Veteran stand-up Kathleen Madigan thinks she’d be on the road even if she hadn’t been a comedian. “I tried to be a flight attendant, but I was too short. I would have the same life now. The only difference is that when I land somewhere I tell jokes and they give me money. Instead of getting money from Delta, I fly on Delta, get money from somewhere else and get back on.” The 53-year-old comic takes the stage for the Aces of Comedy series at The Mirage on June 21. Las Vegas Magazine’s Jason Harris caught up with her in anticipation of the date.

What do you think of Las Vegas crowds versus the rest of the country?

I’ve been coming here for 30 years. I think that most comics would agree that when we say it’s a “Vegas” crowd, it’s a mix of everybody and they might not be the most sophisticated comedy crowds on Earth, but they are there to have a great time. I enjoy them. If it works in front of a Vegas crowd, it will work anywhere.

Are you still hitting the road 250 days a year? It seems like it would take a toll on you.

I always say I’m going to cut back, but then everything kind of falls into place and it seems like fun, so I just keep going. I’m sure I would probably be healthier if I could stay home all the time—I’m not even sure I would—but in my mind, I would if I could go to yoga three nights a week and then really go to the gym—like have a schedule. I think it’s the lack of any consistency, over time it definitely takes a toll. I feel better if I’m just home for three days in a row. Plus, I’ve developed some weird allergy to chemicals in sheets and crap, and I think that’s just from being on the road. I’ve become a mutant of laundry from the lack of consistency.

Your appearance on Comedy Central’s This Is Not Happening is a beast. The story you tell about your vacation with your mother in Paris then Rome and getting caught up in a fake designer handbag scam is hilarious.

It turned into what the fuck. It was a great story and we still have the purse. One of my nieces has it now. It’s never leaving the family.

It’s like an heirloom now.

It really is. My mom said, “I don’t really use this. I’ll just give it to the church lady auction.” I go, “You will not!” This was a day out of our life to get this thing. Show some respect, Mom.

What do you think of This Is Not Happening on Comedy Central? It feels like long-form storytelling is finding a new level with comedy audiences.

I like it because they say what it is. As long as you know what you’re getting into, I’m up for anything. I don’t like it if I go to The Comedy Store and somebody is up there with a 14-hour-long story. Then I’m like, “No. This is a joke hut. This is for jokes.” I just like to know what I’m getting into. Is this a storytelling night? Or is this just stand-up night? There’s a difference to me. And sometimes I don’t have the patience for the storytelling. Even doing it myself. Which is why I don’t do it. Which is why I never said that story out loud other than to my dad and I’ve never said it again. I don’t do it onstage. It’s a crazy story.

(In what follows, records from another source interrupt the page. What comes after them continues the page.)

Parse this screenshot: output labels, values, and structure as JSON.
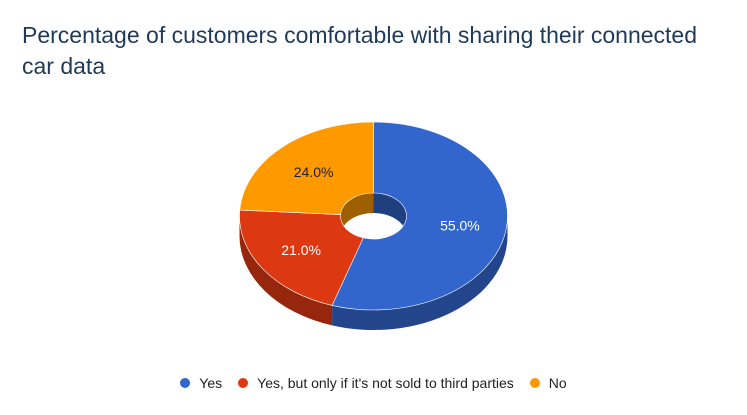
{
  "chart_data": {
    "type": "pie",
    "style": "3d-donut",
    "title": "Percentage of customers comfortable with sharing their connected car data",
    "legend_position": "bottom",
    "slices": [
      {
        "label": "Yes",
        "value": 55.0,
        "value_label": "55.0%",
        "color": "#3366cc",
        "label_color": "#ffffff"
      },
      {
        "label": "Yes, but only if it's not sold to third parties",
        "value": 21.0,
        "value_label": "21.0%",
        "color": "#dc3912",
        "label_color": "#ffffff"
      },
      {
        "label": "No",
        "value": 24.0,
        "value_label": "24.0%",
        "color": "#ff9900",
        "label_color": "#222222"
      }
    ]
  }
}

Is it easier now for a woman to be accepted as a comedian instead of a female comedian?

I don’t know. Everybody has a different story, but I never even thought, “Oh, I’m a woman here.” When I started, the guys were nice. There were a couple of other women. It’s seemed like an even ratio to me. I literally never thought about any of that. Maybe it’s because I have four brothers, I don’t know. I specifically remember Texas. When I would go down to work those clubs, they would have open mic night on the night we got in and there were tons of women and that was way back then. I think, honestly, it’s almost like a myth that keeps getting regurgitated, that there doesn’t seem to be much truth left to it, but everyone keeps it going.

Your latest special, Bothering Jesus, is on Netflix. How’s your relationship with them?

I love working with those guys. They’re so hands-off. I’ve done specials for everybody else—Comedy Central, HBO, Showtime, etc.—and it’s just a process. And Netflix, I don’t even know if those kids watched my special. And I don’t care if they did or they didn’t. They just were like, “OK. Send us your movie and we’ll post it on Wednesday.” I’ve never been in a building that said Netflix. I’ve never had to go to lunch with people. I hate going to lunch. I’ve never had to have lunch with anybody or a meeting. But the check cleared, and the show is on. I love it. Nobody bothers you. They don’t say anything. It’s great.